At the end of it all, as the pinnacle of his creation, God creates man as his royal representative (Gen. 1:26-28). And as such, man is blessed and commanded by God to “be fruitful and increase in number; fill the earth and subdue it. Rule over the fish in the sea and the birds in the sky and over every living creature that moves on the ground” (Gen. 1:28). As God creates man in his “likeness,” man begets man in his “likeness” (Gen. 5:1-3). As God “rules,” so man is commanded to “rule” and “subdue” the earth (Gen. 1:28; cf. 2 Chr. 28:10; Neh. 5:5; Jer. 34:11, 16).
This divinely-instituted human subjection of nature is “culture,” which H. Richard Niebuhr defines as “the artificial, secondary environment which man superimposes on the natural.” Rocks are nature; walls are culture. River is nature; canal is culture. Noise is nature; music is culture. And man is charged with the royal responsibility of creating culture from God-given nature.
This, likewise, applies to the nature of man. If running is nature, racing is culture. If play is nature, sport is culture. Sports, therefore, is a fulfillment of the cultural mandate and has intrinsic value. It glorifies the Creator when we enjoy his good creation.
How He Plays
Of course, not all human culture is good in and of itself. The gladiatorial games were also a sport, but certainly not a good one. As Jeremy Treat writes in his helpful article, “More Than A Game,” sports can go wrong in two ways. It can be “[twisted] into a bad thing (sin as immorality) or … [made into] an ultimate thing (sin as idolatry).”

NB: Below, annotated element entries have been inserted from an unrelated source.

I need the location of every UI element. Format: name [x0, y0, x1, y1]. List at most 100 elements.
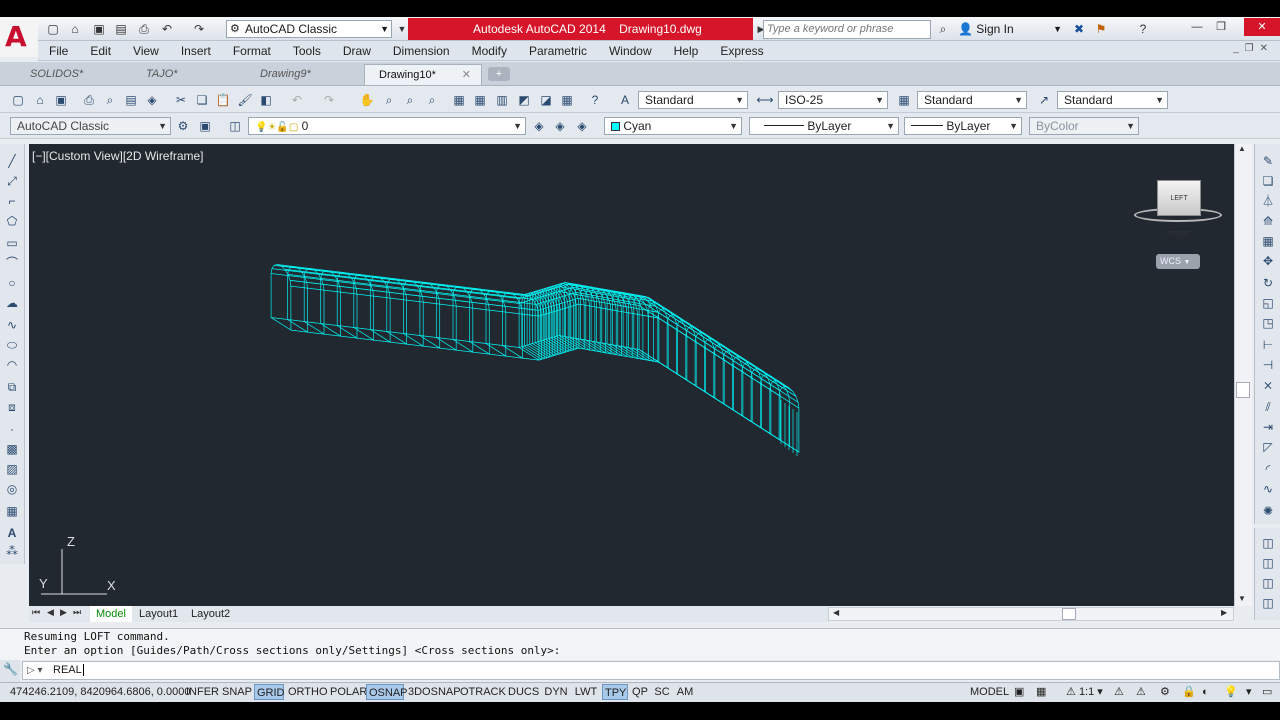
- move-icon[interactable]: ✥: [1259, 252, 1277, 270]
- menu-parametric[interactable]: Parametric: [518, 44, 598, 58]
- new-tab-button[interactable]: +: [488, 67, 510, 81]
- markup-icon[interactable]: ◪: [537, 91, 555, 109]
- tab-tajo[interactable]: TAJO*: [132, 64, 192, 85]
- model-space-toggle[interactable]: MODEL: [968, 684, 1011, 700]
- blend-curves-icon[interactable]: ∿: [1259, 480, 1277, 498]
- close-tab-icon[interactable]: ✕: [462, 65, 471, 86]
- hardware-acceleration-icon[interactable]: ◐: [1200, 684, 1211, 700]
- search-icon[interactable]: ⌕: [934, 20, 952, 38]
- block-editor-icon[interactable]: ◧: [257, 91, 275, 109]
- status-toggle-tpy[interactable]: TPY: [602, 684, 628, 700]
- extend-icon[interactable]: ⊣: [1259, 356, 1277, 374]
- bring-to-front-icon[interactable]: ◫: [1259, 534, 1277, 552]
- multileader-style-icon[interactable]: ↗: [1035, 91, 1053, 109]
- status-toggle-am[interactable]: AM: [674, 684, 696, 700]
- plot-style-select[interactable]: ByColor ▼: [1029, 117, 1139, 135]
- dimension-style-select[interactable]: ISO-25 ▼: [778, 91, 888, 109]
- menu-view[interactable]: View: [122, 44, 170, 58]
- hatch-icon[interactable]: ▩: [3, 440, 21, 458]
- sign-in-button[interactable]: 👤 Sign In ▼: [958, 20, 1062, 38]
- menu-tools[interactable]: Tools: [282, 44, 332, 58]
- stretch-icon[interactable]: ◳: [1259, 314, 1277, 332]
- array-icon[interactable]: ▦: [1259, 232, 1277, 250]
- copy-object-icon[interactable]: ❏: [1259, 172, 1277, 190]
- customize-icon[interactable]: ▣: [196, 117, 214, 135]
- viewcube[interactable]: LEFT FRONT: [1157, 180, 1201, 238]
- rotate-icon[interactable]: ↻: [1259, 274, 1277, 292]
- dimension-style-icon[interactable]: ⟷: [756, 91, 774, 109]
- isolate-objects-icon[interactable]: 💡: [1222, 684, 1240, 700]
- save-icon[interactable]: ▣: [52, 91, 70, 109]
- workspace-settings-icon[interactable]: ⚙: [174, 117, 192, 135]
- status-toggle-ortho[interactable]: ORTHO: [286, 684, 328, 700]
- viewcube-left-face[interactable]: LEFT: [1171, 195, 1188, 202]
- arc-icon[interactable]: ⌒: [3, 254, 21, 272]
- tab-solidos[interactable]: SOLIDOS*: [16, 64, 97, 85]
- layer-previous-icon[interactable]: ◈: [551, 117, 569, 135]
- drawing-window-controls[interactable]: _❐✕: [1233, 43, 1274, 54]
- menu-modify[interactable]: Modify: [461, 44, 518, 58]
- layer-select[interactable]: 💡☀🔓▢ 0 ▼: [248, 117, 526, 135]
- menu-express[interactable]: Express: [709, 44, 774, 58]
- chamfer-icon[interactable]: ◸: [1259, 438, 1277, 456]
- viewport-controls[interactable]: [−][Custom View][2D Wireframe]: [32, 149, 204, 163]
- send-to-back-icon[interactable]: ◫: [1259, 554, 1277, 572]
- zoom-previous-icon[interactable]: ⌕: [423, 91, 441, 109]
- preview-icon[interactable]: ⌕: [101, 91, 119, 109]
- help-icon[interactable]: ?: [586, 91, 604, 109]
- restore-button[interactable]: ❐: [1210, 18, 1232, 36]
- undo-icon[interactable]: ↶: [288, 91, 306, 109]
- text-style-select[interactable]: Standard ▼: [638, 91, 748, 109]
- line-icon[interactable]: ╱: [3, 152, 21, 170]
- table-style-icon[interactable]: ▦: [895, 91, 913, 109]
- ellipse-arc-icon[interactable]: ◠: [3, 356, 21, 374]
- status-toggle-lwt[interactable]: LWT: [572, 684, 600, 700]
- qnew-icon[interactable]: ▢: [9, 91, 27, 109]
- properties-icon[interactable]: ▦: [450, 91, 468, 109]
- customize-command-line-icon[interactable]: 🔧: [3, 662, 18, 676]
- last-layout-icon[interactable]: ⏭: [73, 607, 81, 618]
- status-toggle-3dosnap[interactable]: 3DOSNAP: [406, 684, 461, 700]
- tab-layout1[interactable]: Layout1: [133, 606, 184, 622]
- coordinate-readout[interactable]: 474246.2109, 8420964.6806, 0.0000: [10, 686, 190, 698]
- menu-help[interactable]: Help: [663, 44, 710, 58]
- workspace-select[interactable]: AutoCAD Classic ▼: [10, 117, 171, 135]
- region-icon[interactable]: ◎: [3, 480, 21, 498]
- viewcube-front-face[interactable]: FRONT: [1167, 231, 1191, 238]
- first-layout-icon[interactable]: ⏮: [32, 607, 40, 618]
- layer-properties-icon[interactable]: ◫: [226, 117, 244, 135]
- new-icon[interactable]: ▢: [44, 20, 62, 38]
- polyline-icon[interactable]: ⌐: [3, 192, 21, 210]
- vertical-scrollbar[interactable]: ▲ ▼: [1234, 144, 1252, 606]
- publish-icon[interactable]: ▤: [122, 91, 140, 109]
- menu-draw[interactable]: Draw: [332, 44, 382, 58]
- cut-icon[interactable]: ✂: [172, 91, 190, 109]
- break-icon[interactable]: ⫽: [1259, 398, 1277, 416]
- quick-view-layouts-icon[interactable]: ▣: [1012, 684, 1026, 700]
- save-icon[interactable]: ▣: [90, 20, 108, 38]
- menu-insert[interactable]: Insert: [170, 44, 222, 58]
- vertical-scroll-thumb[interactable]: [1236, 382, 1250, 398]
- make-current-layer-icon[interactable]: ◈: [530, 117, 548, 135]
- auto-scale-icon[interactable]: ⚠: [1134, 684, 1148, 700]
- design-center-icon[interactable]: ▦: [471, 91, 489, 109]
- sheet-set-icon[interactable]: ◩: [515, 91, 533, 109]
- annotation-visibility-icon[interactable]: ⚠: [1112, 684, 1126, 700]
- text-style-icon[interactable]: A: [616, 91, 634, 109]
- status-toggle-osnap[interactable]: OSNAP: [366, 684, 408, 700]
- gradient-icon[interactable]: ▨: [3, 460, 21, 478]
- offset-icon[interactable]: ⟰: [1259, 212, 1277, 230]
- ellipse-icon[interactable]: ⬭: [3, 336, 21, 354]
- calculator-icon[interactable]: ▦: [558, 91, 576, 109]
- table-style-select[interactable]: Standard ▼: [917, 91, 1027, 109]
- send-under-icon[interactable]: ◫: [1259, 594, 1277, 612]
- status-toggle-ducs[interactable]: DUCS: [506, 684, 540, 700]
- mirror-icon[interactable]: ⏃: [1259, 192, 1277, 210]
- linetype-select[interactable]: ByLayer ▼: [749, 117, 899, 135]
- status-toggle-snap[interactable]: SNAP: [220, 684, 252, 700]
- ucs-menu[interactable]: WCS ▼: [1156, 254, 1200, 269]
- scroll-down-icon[interactable]: ▼: [1238, 594, 1246, 603]
- copy-icon[interactable]: ❏: [193, 91, 211, 109]
- rectangle-icon[interactable]: ▭: [3, 234, 21, 252]
- zoom-realtime-icon[interactable]: ⌕: [380, 91, 398, 109]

In a sinful world, sports can degenerate into an arena for violence, cheating (performance-enhancing drugs, spygate, deflategate, etc.), greed, selfishness, and vanity. Manning appears to be aware of this, and reasons that there are “rules to prevent [violence]” in football. He steers clear of twisting football into an immoral sport, recognizing that he “[doesn]’t have to hate anybody on the other side to play as hard as [he] can within the rules.”
Sports can also become an idol when it is received, not as God’s good gift, but as his replacement or rival. So athletes as well as fans can find their identity and meaning in sports rather than in God. In the current “malaise of immanence,” as philosopher Charles Taylor describes our secular age, sports offers a religious experience—a glimpse of “transcendence.”
So Harold Abrahams, the foil to Eric Liddell in the movie Chariots of Fire, describes his reason for running, “I will raise my eyes and look down that corridor; 4 feet wide, with 10 lonely seconds to justify my whole existence. But will I?” The answer, of course, is that he will not. Though he wins the race, he loses his soul, because he has turned a good thing into an ultimate thing. He has replaced the Creator with the creature, the Giver with the gift.
Manning well understands this when he writes that football can never be higher than his fourth priority, after faith, family, and friends. He lives by this when he refuses to pray for victory, but rather prays “to keep both teams injury free,” and admits, “I don’t think God really cares about who wins football games.”
Peyton Manning was a superb quarterback, but he was an even better sportsman, and the latter is unquestionably the greater accomplishment. Even in the way we watch and play our sports, let us be constrained by our love for God.